Loved David Beckham on his speed boat and of course the Queen/James Bond scene. It was emotional (not that it takes much with me) when Steve Redgrave ran that torch into the stadium and gave it to the lucky 7 youngsters who finally lit the cauldron. That was the beginning of the choking up I would say. So today, lying on my sofa and watching the ad-overflowing coverage of specifically the Women’s Volleyball I continue to be plagued by a couple of juicy eyes. Nope I am not over-reacting and I’ll prove it. The tear-jerking success stories have been narrowed down to two biggies. Enjoy a good cry to the P&G ad for mums (moms technically)

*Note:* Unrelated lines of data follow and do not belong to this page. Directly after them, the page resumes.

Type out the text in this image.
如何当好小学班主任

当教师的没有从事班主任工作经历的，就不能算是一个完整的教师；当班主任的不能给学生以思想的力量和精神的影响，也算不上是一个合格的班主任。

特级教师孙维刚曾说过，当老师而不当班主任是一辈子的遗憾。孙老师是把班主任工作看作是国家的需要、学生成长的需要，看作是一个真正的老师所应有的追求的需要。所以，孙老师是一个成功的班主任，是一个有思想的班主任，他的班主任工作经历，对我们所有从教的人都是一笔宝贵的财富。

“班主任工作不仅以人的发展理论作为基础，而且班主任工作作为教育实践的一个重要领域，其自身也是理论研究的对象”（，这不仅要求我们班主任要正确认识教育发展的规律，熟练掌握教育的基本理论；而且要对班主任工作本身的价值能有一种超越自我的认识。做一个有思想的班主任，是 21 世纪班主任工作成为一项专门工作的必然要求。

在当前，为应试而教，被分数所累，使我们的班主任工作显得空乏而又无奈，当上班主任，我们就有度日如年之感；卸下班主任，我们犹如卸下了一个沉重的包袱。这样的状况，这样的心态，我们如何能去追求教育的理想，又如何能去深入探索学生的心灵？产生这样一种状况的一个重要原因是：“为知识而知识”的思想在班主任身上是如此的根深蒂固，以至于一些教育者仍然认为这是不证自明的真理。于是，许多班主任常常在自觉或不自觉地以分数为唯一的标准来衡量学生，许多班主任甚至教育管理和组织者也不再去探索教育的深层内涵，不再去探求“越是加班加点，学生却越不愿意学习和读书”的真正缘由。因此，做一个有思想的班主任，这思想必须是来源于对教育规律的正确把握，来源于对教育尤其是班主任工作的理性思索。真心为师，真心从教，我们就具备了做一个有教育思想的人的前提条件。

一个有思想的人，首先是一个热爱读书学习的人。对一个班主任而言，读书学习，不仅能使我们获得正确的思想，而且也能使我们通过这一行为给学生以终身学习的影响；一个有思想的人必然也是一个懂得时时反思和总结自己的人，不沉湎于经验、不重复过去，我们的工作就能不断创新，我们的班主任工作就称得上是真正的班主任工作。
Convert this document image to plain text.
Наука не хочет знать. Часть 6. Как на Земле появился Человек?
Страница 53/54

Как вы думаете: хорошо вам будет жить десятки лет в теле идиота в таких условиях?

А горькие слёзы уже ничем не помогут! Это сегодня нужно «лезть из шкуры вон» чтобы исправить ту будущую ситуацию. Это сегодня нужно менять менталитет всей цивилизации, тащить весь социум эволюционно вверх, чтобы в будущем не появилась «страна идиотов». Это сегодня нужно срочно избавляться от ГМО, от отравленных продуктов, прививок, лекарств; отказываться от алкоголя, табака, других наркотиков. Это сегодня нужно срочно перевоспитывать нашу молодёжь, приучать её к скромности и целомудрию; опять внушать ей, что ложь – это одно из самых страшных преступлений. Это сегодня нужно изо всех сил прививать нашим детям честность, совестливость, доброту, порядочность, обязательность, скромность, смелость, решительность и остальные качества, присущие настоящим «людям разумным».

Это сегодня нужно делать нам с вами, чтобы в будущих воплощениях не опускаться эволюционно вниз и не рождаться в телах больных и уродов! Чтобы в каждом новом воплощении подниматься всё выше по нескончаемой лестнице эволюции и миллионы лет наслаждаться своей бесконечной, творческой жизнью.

Want to just go find a “mom” and hug her. Nearly did in the lift earlier when collecting my laundry. Probably would have been one of my more awkward moments so I decided to store that hug up for Thursday when I see the original mummy. Mine.

And now for the Nike contribution to the weep fest. hashtag find greatness. Yes very good.

Probably should sneak out to the kitchen for a distracting tea break when the ads come round. Otherwise this mascara on my lashes won’t be here for much longer!